Cultivate everlasting business relationships.

Cultivate everlasting relationships.

2. Customer Retention 
As Tim Berry says, you might be mistreating your best clients. Are you exploiting the people who’ve been with you for a long time? Older/repeat customers deserve “the best rates and the best treatment”. You might be so focused on obtaining as many new customers as possible, that your reliable clients get sidelined.
This also goes in line with quality vs. quantity, i.e. managing business growth while maintaining your dedication & excellence. As your company expands, you might find that it’s difficult to pay as much attention to your clientele as you did in the beginning.
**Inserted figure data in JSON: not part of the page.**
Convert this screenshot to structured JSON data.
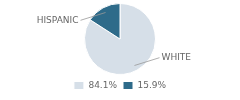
{
  "chart_data": {
    "type": "pie",
    "categories": [
      "WHITE",
      "HISPANIC"
    ],
    "values": [
      84.1,
      15.9
    ],
    "value_labels": [
      "84.1%",
      "15.9%"
    ],
    "colors": [
      "#d6dfe8",
      "#2e6b8a"
    ],
    "legend": "bottom"
  }
}
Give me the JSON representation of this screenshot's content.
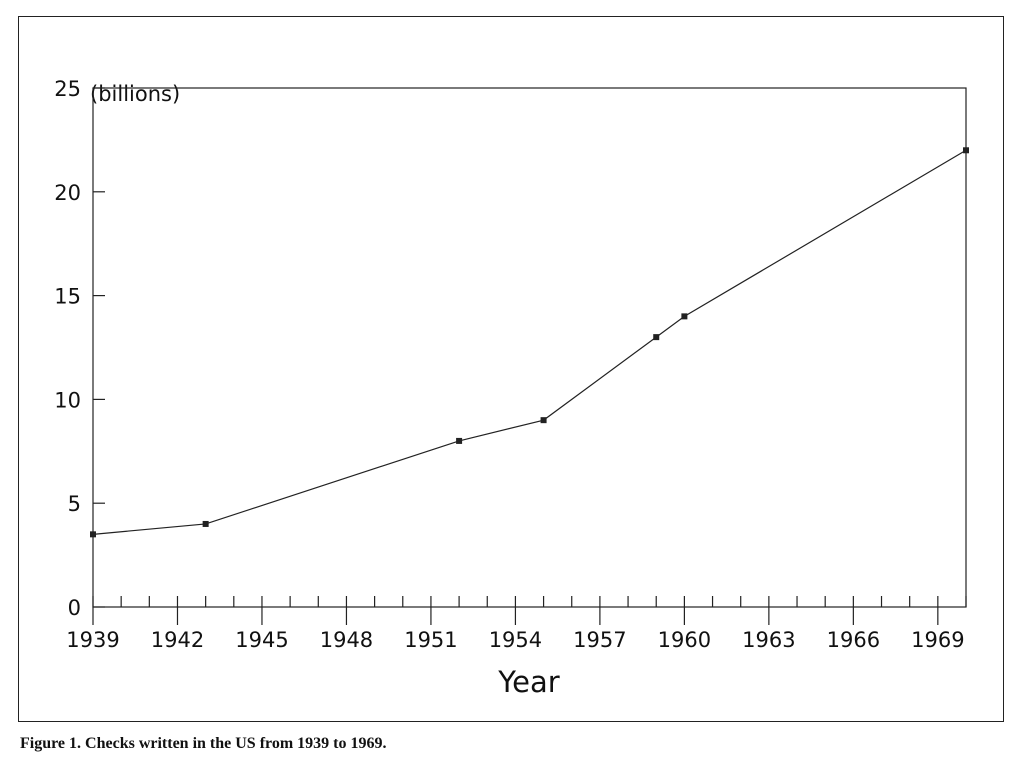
{
  "chart_data": {
    "type": "line",
    "title": "",
    "xlabel": "Year",
    "ylabel": "(billions)",
    "xlim": [
      1939,
      1970
    ],
    "ylim": [
      0,
      25
    ],
    "x_ticks": [
      1939,
      1942,
      1945,
      1948,
      1951,
      1954,
      1957,
      1960,
      1963,
      1966,
      1969
    ],
    "y_ticks": [
      0,
      5,
      10,
      15,
      20,
      25
    ],
    "grid": false,
    "legend": "none",
    "series": [
      {
        "x": [
          1939,
          1943,
          1952,
          1955,
          1959,
          1960,
          1970
        ],
        "y": [
          3.5,
          4,
          8,
          9,
          13,
          14,
          22
        ],
        "color": "#222222",
        "marker": "square"
      }
    ]
  },
  "caption": "Figure 1. Checks written in the US from 1939 to 1969."
}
If budget allows for it, perhaps you could eventually establish a team/department to manage customer support and service.
Essentially, you have to strike a balance. It’s usually the customer-centric enterprises that garner the most attention and positive results. This entails: exceeding your audience’s expectations; developing your products and services according to the customer’s needs and wants; and putting effort into fostering long-lasting relationships/partnerships/networks. The bottom line is: keep your customers happy, because the angry ones could spell disaster. 
3. Customer Expansion
Growing your customer base will always be a small business goal. Of course, the best way to expand the business is if you could sit back and do nothing – no marketing, no spending time or money… but how?
Well if you’re lucky, written testimonials and word-of-mouth referrals could go a long way in promoting your company. But for this you have to be more than exceptional and have great clients too. If you’re not that lucky (or that good), then here are some tips:
Show that you're professionals.

Show that you’re professionals.

a) Brand building in the face of tough competition – Differentiate yourself from competitors by: 
–> Establishing yourself as a leader/expert in your industry/field. Do this by writing articles, showcasing guest blog posts, publishing whitepapers and eBooks, creating video tutorials, etc.
–> Connecting with your customers. Social media (as we all know) has gotten a lot of hype for its effective marketing abilities. That’s because it’s quick, more personal, and efficient. Find out  which social networks your customers lounge on, reach out to them there, and provide them with useful/interesting content. Respond to all customer queries AND negative posts, and use the social platforms to build your reputation. 
b) Incentivize, reward, expand – Everyone loves a prize or a discount. Motivate your current clients to buy, and invite new ones to try out your products/services, by offering:
–> Social media contests
–> Daily deals (through sites like Groupon)
–> Special rates for a limited time, through your website or other online profiles 
4. Customer Deletion 
I had to add this section, because no matter how large and successful your business becomes, there will always be customer loss. Sometimes, though, it’s not your fault. It’s theirs.
Bin the bad customers.

Bin the bad customers.

There are customers that just not worth the time, effort, and resources that you spend on them. Getting rid of customers might sound like a ridiculous idea for a small business, but at some point, you might change your mind.
Clients from hell always seem to crop up, no matter how hard we try to avoid them. If a customer is being a ‘certified orifice’, then maybe it’s time to let go. So how does one do that?
“Consider changing your pricing or policies, perhaps, to allow the clients who are hardest to manage to fall gently out of your client base…”
– – –
And there you go. Time to start selling.